Theret N, Delbart C, Aguie G, Fruchart J C, Vassaux G, Ailhaud G
SERLIA, U325 INSERM, Institut Pasteur, Lille, France.
Biochem Biophys Res Commun. 1990 Dec 31;173(3):1361-8. doi: 10.1016/s0006-291x(05)80938-6.

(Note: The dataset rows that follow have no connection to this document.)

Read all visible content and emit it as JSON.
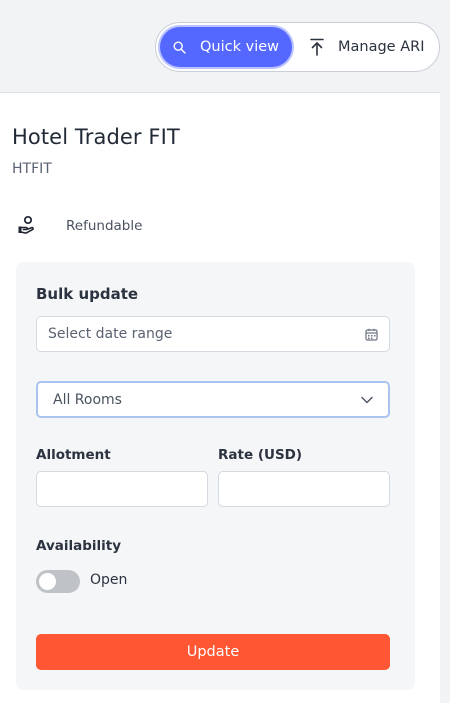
{
  "header": {
    "quick_view_label": "Quick view",
    "manage_ari_label": "Manage ARI",
    "quick_view_icon": "search-icon",
    "manage_ari_icon": "upload-arrow-icon",
    "accent_color": "#5468ff"
  },
  "hotel": {
    "name": "Hotel Trader FIT",
    "code": "HTFIT",
    "policy_icon": "hand-coin-icon",
    "policy_label": "Refundable"
  },
  "bulk_update": {
    "title": "Bulk update",
    "date_range_placeholder": "Select date range",
    "date_icon": "calendar-icon",
    "room_select_value": "All Rooms",
    "room_select_icon": "chevron-down-icon",
    "allotment_label": "Allotment",
    "allotment_value": "",
    "rate_label": "Rate (USD)",
    "rate_value": "",
    "availability_label": "Availability",
    "availability_toggle_on": false,
    "availability_state_label": "Open",
    "update_button_label": "Update",
    "update_button_color": "#ff5733"
  }
}
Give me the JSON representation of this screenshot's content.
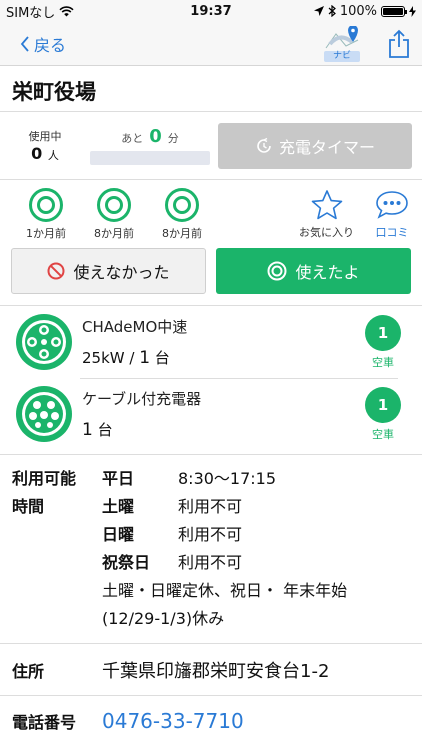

Apolipoprotein A-I (apo A-I)*/DMPC complexes have been previously shown to promote cholesterol efflux from cholesterol-preloaded adipose cells whereas apo A-II/DMPC complexes, which bind to the same cell surface binding sites, were ineffective. Addition of apo A-I/DMPC complexes led to a rapid and transient formation of diacylglycerol. However, in contrast to PGF2 alpha (Doglio et al., Proc. Natl. Acad. Sci. USA, 1989, 86, 1148), no accumulation of inositol phosphates was observed. Apo A-II/DMPC complexes had no effect on diacylglycerol formation. Stimulation by apo A-I/DMPC complexes or native HDL3 of cells prelabelled with (2-palmitoyl 9,10[3H])phosphatidylcholine induced also the formation of labelled diacylglycerol whereas apo A-II/DMPC complexes and HDL3 treated with tetranitromethane showed no effect. Direct activation of protein kinase C(s) by PMA promoted cholesterol efflux providing that DMPC liposomes were present as cholesterol acceptor. It is proposed that lipoprotein particles have two separate effects, i.e. a ligand-induced effect leading to cholesterol translocation from intracellular stores to the cell surface and a bilayer-induced effect allowing cholesterol efflux from the cell surface to the acceptor.
载脂蛋白A-I(apo A-I)*/二肉豆蔻酰磷脂酰胆碱(DMPC)复合物先前已被证明可促进胆固醇从预先加载胆固醇的脂肪细胞中流出,而结合到相同细胞表面结合位点的载脂蛋白A-II/DMPC复合物则无效。添加apo A-I/DMPC复合物会导致二酰基甘油快速短暂形成。然而,与前列腺素F2α(Doglio等人,《美国国家科学院院刊》,1989年,86卷,1148页)不同,未观察到肌醇磷酸的积累。载脂蛋白A-II/DMPC复合物对二酰基甘油的形成没有影响。用(2-棕榈酰9,10[3H])磷脂酰胆碱预标记的细胞,经apo A-I/DMPC复合物或天然HDL3刺激也会诱导标记的二酰基甘油形成,而载脂蛋白A-II/DMPC复合物和用四硝基甲烷处理的HDL3则无此作用。如果存在DMPC脂质体作为胆固醇受体,佛波酯(PMA)直接激活蛋白激酶C可促进胆固醇流出。有人提出脂蛋白颗粒有两种独立的作用,即配体诱导的作用导致胆固醇从细胞内储存部位转运到细胞表面,以及双层诱导的作用使胆固醇从细胞表面流出到受体。